Flattened Configuration Revision

Each flattened configuration output includes a revision hash (computed from the resolved content). This hash is used for:

  • Staleness detection: comparing the deployed revision to the current template-derived revision without a full diff.
  • Diff correlation: ensuring diffs are computed against a consistent baseline.

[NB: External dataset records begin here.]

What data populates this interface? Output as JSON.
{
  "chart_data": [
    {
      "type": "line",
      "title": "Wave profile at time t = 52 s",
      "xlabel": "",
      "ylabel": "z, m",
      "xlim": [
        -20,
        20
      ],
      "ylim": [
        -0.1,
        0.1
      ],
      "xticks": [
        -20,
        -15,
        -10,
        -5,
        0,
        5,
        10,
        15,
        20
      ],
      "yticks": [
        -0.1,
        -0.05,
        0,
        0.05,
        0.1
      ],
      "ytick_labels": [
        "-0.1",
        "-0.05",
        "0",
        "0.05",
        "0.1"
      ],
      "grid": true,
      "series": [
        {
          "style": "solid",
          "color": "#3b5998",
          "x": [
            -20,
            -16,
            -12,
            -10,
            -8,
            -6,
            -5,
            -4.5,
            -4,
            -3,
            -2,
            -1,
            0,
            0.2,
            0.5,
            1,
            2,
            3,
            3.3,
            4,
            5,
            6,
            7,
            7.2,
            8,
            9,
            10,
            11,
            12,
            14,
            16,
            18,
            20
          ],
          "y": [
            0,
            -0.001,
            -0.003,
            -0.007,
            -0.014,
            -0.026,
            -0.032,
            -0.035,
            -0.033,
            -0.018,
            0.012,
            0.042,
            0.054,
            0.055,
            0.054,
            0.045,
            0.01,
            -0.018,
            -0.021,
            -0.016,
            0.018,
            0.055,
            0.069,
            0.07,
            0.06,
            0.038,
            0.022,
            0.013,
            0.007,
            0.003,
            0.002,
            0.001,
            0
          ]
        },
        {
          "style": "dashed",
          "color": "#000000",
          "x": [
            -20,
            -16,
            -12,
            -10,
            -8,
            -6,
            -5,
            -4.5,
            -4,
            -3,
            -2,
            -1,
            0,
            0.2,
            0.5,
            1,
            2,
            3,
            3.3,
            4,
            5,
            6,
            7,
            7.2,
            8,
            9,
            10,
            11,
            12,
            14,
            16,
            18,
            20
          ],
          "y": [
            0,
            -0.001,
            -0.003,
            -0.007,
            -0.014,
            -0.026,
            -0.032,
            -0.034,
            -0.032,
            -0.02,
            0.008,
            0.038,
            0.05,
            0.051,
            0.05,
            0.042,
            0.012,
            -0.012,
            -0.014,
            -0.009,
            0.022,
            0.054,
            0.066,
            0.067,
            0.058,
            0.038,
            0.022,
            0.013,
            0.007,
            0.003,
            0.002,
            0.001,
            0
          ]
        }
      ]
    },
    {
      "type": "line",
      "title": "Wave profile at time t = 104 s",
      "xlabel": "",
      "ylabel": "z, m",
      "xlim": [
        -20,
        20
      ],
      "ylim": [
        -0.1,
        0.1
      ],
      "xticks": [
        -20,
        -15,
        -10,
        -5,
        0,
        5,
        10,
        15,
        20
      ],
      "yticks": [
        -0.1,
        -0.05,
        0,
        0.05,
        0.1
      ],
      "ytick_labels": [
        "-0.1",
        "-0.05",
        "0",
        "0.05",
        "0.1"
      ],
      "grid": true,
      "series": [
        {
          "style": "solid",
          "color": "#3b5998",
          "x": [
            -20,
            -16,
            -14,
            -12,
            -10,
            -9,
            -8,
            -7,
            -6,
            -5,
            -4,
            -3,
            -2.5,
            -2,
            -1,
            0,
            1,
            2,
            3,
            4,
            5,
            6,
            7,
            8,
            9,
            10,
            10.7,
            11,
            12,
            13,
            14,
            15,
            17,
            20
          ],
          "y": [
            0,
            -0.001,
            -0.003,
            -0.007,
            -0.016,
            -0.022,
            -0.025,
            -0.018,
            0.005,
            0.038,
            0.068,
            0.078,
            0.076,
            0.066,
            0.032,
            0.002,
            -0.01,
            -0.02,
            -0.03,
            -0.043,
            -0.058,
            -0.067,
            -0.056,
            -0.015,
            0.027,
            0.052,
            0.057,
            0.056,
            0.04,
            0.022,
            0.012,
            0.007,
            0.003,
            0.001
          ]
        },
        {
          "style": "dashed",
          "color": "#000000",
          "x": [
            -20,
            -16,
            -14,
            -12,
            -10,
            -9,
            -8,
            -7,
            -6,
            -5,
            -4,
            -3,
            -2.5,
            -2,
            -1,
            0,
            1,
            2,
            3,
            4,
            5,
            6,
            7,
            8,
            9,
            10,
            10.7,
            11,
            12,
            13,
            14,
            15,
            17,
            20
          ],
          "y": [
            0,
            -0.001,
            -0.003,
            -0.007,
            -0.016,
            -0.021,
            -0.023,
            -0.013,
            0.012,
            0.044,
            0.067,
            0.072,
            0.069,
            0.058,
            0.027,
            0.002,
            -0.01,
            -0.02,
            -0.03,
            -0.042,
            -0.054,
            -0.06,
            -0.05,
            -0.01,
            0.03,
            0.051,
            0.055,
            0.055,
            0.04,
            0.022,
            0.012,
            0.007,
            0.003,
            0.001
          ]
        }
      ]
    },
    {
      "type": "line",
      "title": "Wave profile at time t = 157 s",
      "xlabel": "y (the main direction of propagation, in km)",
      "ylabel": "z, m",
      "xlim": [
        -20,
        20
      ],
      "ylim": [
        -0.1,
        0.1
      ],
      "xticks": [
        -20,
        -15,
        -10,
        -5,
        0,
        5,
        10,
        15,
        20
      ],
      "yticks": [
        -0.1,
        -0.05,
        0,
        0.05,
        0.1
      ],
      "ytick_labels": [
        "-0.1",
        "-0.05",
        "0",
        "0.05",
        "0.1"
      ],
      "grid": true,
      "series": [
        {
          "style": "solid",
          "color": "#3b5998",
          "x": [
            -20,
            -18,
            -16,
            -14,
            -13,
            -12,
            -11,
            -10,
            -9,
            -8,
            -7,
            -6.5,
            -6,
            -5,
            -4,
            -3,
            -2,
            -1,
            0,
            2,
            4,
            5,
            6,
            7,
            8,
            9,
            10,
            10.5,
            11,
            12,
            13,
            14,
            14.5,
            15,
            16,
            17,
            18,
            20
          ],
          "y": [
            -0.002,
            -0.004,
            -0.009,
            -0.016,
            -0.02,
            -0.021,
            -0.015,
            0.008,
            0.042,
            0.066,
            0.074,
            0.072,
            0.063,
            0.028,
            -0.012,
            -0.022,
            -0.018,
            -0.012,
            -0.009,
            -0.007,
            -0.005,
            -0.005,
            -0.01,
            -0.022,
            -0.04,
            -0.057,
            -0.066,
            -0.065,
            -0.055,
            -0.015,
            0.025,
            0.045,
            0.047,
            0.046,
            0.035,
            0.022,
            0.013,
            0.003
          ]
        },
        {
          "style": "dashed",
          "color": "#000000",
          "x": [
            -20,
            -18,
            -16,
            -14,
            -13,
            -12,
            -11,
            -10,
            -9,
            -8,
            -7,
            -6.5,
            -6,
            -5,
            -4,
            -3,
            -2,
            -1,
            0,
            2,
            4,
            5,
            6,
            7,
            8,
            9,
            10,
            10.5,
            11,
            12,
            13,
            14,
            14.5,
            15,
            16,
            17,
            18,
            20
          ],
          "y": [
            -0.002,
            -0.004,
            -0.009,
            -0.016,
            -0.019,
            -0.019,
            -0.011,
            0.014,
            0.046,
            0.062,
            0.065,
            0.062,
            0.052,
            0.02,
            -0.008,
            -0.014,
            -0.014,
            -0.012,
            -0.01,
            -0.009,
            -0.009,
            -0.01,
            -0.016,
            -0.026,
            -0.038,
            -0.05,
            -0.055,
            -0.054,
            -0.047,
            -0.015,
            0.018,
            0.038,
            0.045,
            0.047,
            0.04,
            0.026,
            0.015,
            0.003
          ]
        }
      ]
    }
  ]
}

The override flows into the flattened attribute's DataSourceReference and therefore participates in the revision hash — changes to an instance's binding overrides re-deploy as expected.

On-Demand Validation

The same validation logic is available to Design users in the Central UI without triggering a deployment. This allows template authors to check their work for errors during authoring.

Shared Script Validation

For shared scripts, pre-compilation validation is performed before deployment. Since shared scripts have no instance context, validation is limited to C# syntax and structural correctness.

Dependencies

  • Configuration Database (MS SQL): Stores all templates, instances, areas, and their relationships.
  • Security & Auth: Enforces Design role for template authoring, Deployment role for instance management.
  • Configuration Database (via IAuditService): All template and instance changes are audit logged.

Interactions

  • Deployment Manager: Requests flattened configurations, diffs, and validation results from the Template Engine.
  • Central UI: Provides the data model for template authoring, instance management, and on-demand validation. Native alarm source CRUD (template-level definitions and instance-level overrides) is exposed via the Management Service / CLI / Central UI alongside attributes and alarms.
  • Site Runtime (#3): Consumes each ResolvedNativeAlarmSource in the flattened configuration to drive its NativeAlarmActor, which mirrors the native OPC UA A&C / MxAccess Gateway alarms identified by the resolved connection, source reference, and condition filter.
  • Transport (#24): Reads templates, attributes, alarms, scripts, and composition relationships for bundle export; writes the same via repositories during bundle import.